Ottawa — L'économie canadienne freine si rapidement qu'elle pourrait bien s'être contractée en juillet pour la première fois en près d'un an, d'après les prévisions de plusieurs économistes.

La nouvelle d'un recul du PIB pourrait surprendre plusieurs Canadiens, qui se font constamment rappeler par leur gouvernement que leur économie est parmi les plus vigoureuses du monde industrialisé.

Mais les analystes font remarquer que la forte reprise économique du Canada avait surtout été observée à la fin 2009 et au début 2010. Depuis avril, l'économie fait essentiellement du surplace. Les économistes s'attendent maintenant, dans l'ensemble, à ce que Statistique Canada fasse état d'une production économique en baisse de 0,1 % pendant le mois de juillet, ce qui représenterait sa première contraction depuis août 2009.

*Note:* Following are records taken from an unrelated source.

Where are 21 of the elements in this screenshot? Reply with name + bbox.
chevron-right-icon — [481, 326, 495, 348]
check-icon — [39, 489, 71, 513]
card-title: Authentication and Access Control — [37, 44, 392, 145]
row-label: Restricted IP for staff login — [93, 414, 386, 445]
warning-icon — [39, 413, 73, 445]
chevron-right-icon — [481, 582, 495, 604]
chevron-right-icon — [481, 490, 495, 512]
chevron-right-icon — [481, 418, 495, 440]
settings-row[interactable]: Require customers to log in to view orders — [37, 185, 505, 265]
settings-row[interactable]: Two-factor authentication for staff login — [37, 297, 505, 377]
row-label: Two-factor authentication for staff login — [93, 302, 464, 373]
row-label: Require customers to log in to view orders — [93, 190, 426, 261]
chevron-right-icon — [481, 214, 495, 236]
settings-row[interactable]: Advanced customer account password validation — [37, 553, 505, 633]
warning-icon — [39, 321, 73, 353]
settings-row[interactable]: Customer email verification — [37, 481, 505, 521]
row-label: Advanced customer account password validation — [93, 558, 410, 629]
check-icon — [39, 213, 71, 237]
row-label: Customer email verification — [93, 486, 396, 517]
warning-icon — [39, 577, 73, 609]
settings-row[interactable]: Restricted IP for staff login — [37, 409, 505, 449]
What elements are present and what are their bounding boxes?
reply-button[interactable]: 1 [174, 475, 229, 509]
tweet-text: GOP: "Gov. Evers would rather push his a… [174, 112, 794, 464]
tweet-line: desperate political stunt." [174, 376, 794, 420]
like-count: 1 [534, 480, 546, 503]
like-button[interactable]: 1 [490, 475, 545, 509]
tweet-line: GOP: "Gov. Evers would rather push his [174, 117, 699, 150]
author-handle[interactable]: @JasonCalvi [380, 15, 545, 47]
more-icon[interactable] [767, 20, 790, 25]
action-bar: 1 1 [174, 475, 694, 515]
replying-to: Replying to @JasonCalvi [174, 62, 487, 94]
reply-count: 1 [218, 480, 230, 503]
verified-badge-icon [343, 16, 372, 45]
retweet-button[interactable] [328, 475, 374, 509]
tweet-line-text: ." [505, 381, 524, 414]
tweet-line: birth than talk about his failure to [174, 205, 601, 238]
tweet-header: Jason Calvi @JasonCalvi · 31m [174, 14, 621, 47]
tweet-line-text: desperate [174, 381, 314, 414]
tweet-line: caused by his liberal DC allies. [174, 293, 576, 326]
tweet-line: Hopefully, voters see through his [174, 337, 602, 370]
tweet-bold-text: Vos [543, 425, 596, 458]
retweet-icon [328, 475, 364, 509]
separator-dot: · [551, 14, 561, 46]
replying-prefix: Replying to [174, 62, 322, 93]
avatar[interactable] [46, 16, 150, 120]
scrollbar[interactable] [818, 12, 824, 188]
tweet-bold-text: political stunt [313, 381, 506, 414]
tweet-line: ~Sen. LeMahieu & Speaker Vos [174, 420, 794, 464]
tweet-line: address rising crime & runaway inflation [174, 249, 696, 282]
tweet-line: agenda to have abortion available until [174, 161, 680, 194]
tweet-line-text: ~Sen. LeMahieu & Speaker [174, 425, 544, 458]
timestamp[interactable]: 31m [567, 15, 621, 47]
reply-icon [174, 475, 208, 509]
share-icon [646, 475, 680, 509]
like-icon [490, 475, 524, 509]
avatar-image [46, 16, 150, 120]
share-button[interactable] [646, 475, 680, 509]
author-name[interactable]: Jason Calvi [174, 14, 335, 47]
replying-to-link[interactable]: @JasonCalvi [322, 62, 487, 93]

Cela ne signifie pas que le Canada s'apprête à connaître une nouvelle récession, ont-ils averti. Par définition, deux trimestres consécutifs de décroissance doivent s'écouler avant qu'on puisse parler de récession, et les analystes s'attendent à ce que la contraction de juillet ne soit qu'un faux pas engendré par la faiblesse des exportations et l'introduction de la taxe de vente harmonisée en Ontario et en Colombie-Britannique.

Cela signifie néanmoins qu'à l'avenir, la croissance se déroulera vraisemblablement par étapes, pendant que les difficultés connues par les États-Unis continueront à peser sur le Canada.

À plusieurs égards, le Canada reste un roc de stabilité par rapport à plusieurs autres pays industrialisés. L'économie a créé 430 000 emplois depuis juillet dernier et récupéré pratiquement toute la production perdue. Les États-Unis, en comparaison, comptent toujours sept millions d'emplois de moins qu'avant la récession.

Selon l'économiste en chef de la Banque CIBC, Avery Shenfeld, les Canadiens ne devraient pas paniquer, mais ils ont le droit d'être déçus de constater que la reprise a ralenti si rapidement, à peine un an après la fin de la récession.